Wenn man bedenkt, daß bei öffentlichen Auftritten immer andere Bedingungen herrschen als zu Hause, der Musiker sich also anpassen muß an Raumakustik, Temperatur, Licht, Publikumsnähe und viele andere Dinge, so wird sicher gut verständlich, daß es Sinn macht, das Instrument möglichst gut zu beherrschen.

Eben dazu muß man regelmäßig üben, was zur Folge hat, daß unser Gehirn - und zwar nur bei regelmäßigem Anreiz von mindestens täglich 20 bis 30 Minuten, die nötigen Befehle lernt und sie dann an Augen, Hände, Atmungsorgane, Zunge, Lippen etc. weitergibt, und das, wie bereits erwähnt, in Millisekunden.
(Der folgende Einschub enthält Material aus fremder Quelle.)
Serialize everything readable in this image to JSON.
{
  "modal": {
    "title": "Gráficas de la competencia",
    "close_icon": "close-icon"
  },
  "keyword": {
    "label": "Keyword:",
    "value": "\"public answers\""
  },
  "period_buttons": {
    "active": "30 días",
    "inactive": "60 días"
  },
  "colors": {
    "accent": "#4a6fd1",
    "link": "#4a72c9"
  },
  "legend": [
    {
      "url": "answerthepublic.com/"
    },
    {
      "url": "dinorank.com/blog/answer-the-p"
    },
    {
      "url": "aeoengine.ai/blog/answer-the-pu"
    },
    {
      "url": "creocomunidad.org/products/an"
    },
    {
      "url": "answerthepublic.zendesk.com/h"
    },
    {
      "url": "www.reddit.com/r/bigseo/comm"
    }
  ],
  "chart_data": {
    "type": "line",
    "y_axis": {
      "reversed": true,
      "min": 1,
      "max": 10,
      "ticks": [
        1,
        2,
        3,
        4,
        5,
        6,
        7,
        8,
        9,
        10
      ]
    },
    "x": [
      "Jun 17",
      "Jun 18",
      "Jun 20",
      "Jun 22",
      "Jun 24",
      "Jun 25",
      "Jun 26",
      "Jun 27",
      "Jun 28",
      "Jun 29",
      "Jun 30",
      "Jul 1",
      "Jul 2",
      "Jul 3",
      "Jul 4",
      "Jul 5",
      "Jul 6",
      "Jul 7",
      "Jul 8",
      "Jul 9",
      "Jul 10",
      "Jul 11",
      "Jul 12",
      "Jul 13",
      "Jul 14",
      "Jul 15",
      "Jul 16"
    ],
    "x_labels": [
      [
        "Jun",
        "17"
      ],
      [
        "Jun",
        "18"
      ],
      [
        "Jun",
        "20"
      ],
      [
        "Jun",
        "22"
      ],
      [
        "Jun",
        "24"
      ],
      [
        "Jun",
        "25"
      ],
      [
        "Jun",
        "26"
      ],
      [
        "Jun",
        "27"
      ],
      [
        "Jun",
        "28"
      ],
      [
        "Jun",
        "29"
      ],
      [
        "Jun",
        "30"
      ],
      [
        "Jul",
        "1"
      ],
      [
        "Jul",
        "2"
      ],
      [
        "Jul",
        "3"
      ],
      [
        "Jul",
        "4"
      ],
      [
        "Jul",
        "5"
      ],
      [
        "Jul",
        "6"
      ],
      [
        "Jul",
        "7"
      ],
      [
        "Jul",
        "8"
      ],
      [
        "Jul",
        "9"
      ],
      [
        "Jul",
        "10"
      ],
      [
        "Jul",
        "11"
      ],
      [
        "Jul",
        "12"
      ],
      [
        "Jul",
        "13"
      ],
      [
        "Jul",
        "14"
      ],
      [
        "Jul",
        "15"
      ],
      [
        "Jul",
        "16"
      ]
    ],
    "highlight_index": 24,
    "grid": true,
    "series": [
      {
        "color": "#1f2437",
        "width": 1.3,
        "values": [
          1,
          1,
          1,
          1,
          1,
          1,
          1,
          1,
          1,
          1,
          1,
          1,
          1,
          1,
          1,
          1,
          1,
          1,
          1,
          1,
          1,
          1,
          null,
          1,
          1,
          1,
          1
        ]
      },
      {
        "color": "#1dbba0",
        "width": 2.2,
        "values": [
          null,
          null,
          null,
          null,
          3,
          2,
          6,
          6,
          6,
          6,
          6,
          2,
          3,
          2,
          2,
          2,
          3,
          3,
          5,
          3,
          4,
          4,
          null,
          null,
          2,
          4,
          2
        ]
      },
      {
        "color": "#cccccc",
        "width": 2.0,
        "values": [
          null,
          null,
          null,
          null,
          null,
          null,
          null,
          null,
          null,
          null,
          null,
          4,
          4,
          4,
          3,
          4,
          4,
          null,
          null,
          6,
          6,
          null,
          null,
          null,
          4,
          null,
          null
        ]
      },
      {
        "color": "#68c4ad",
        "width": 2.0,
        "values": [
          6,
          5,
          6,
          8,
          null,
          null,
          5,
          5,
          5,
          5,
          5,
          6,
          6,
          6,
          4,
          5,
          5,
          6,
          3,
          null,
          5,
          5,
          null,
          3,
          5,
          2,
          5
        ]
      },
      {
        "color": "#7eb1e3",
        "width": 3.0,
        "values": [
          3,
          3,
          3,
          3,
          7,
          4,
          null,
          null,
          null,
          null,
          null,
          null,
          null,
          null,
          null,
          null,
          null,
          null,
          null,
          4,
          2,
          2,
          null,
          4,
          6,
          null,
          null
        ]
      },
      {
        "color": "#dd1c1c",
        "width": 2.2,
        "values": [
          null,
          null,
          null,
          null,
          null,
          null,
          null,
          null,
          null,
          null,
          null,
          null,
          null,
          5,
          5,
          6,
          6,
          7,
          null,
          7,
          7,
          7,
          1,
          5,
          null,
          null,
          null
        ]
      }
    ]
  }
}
Dabei bilden sich im Gehirn regelmäßig neue Synapsen. Geübte Musiker denken schneller!


Vorausgesetzt, die Muskeln sind entsprechend trainiert, der Geist ist wach und gebildet, erklingt dann schöne Musik.


Musik ist eine Wissenschaft, die man studieren kann. Es ist eine laienhafte Vorstellung, man könne ein Instrument so nebenbei und doch sehr gut erlernen, welche von einzelnen, durchaus anzuerkennenden Talenten genährt wird, die aber auch nicht ohne das Üben auskommen und niemals eine professionelle Stufe des Musizierens ohne entsprechenden Unterricht erreichen können.


Welchen Anspruch man an das eigene Musizieren auch immer stellt: Man sollte zumindest die Grundvoraussetzungen erfüllen. Ohne regelmäßiges Üben ist die Gesamtheit der Leistungsfähigkeit eines Trompeters, welche man verallgemeinernd als „Ansatz“ bezeichnet, nicht zu erreichen oder zu erhalten.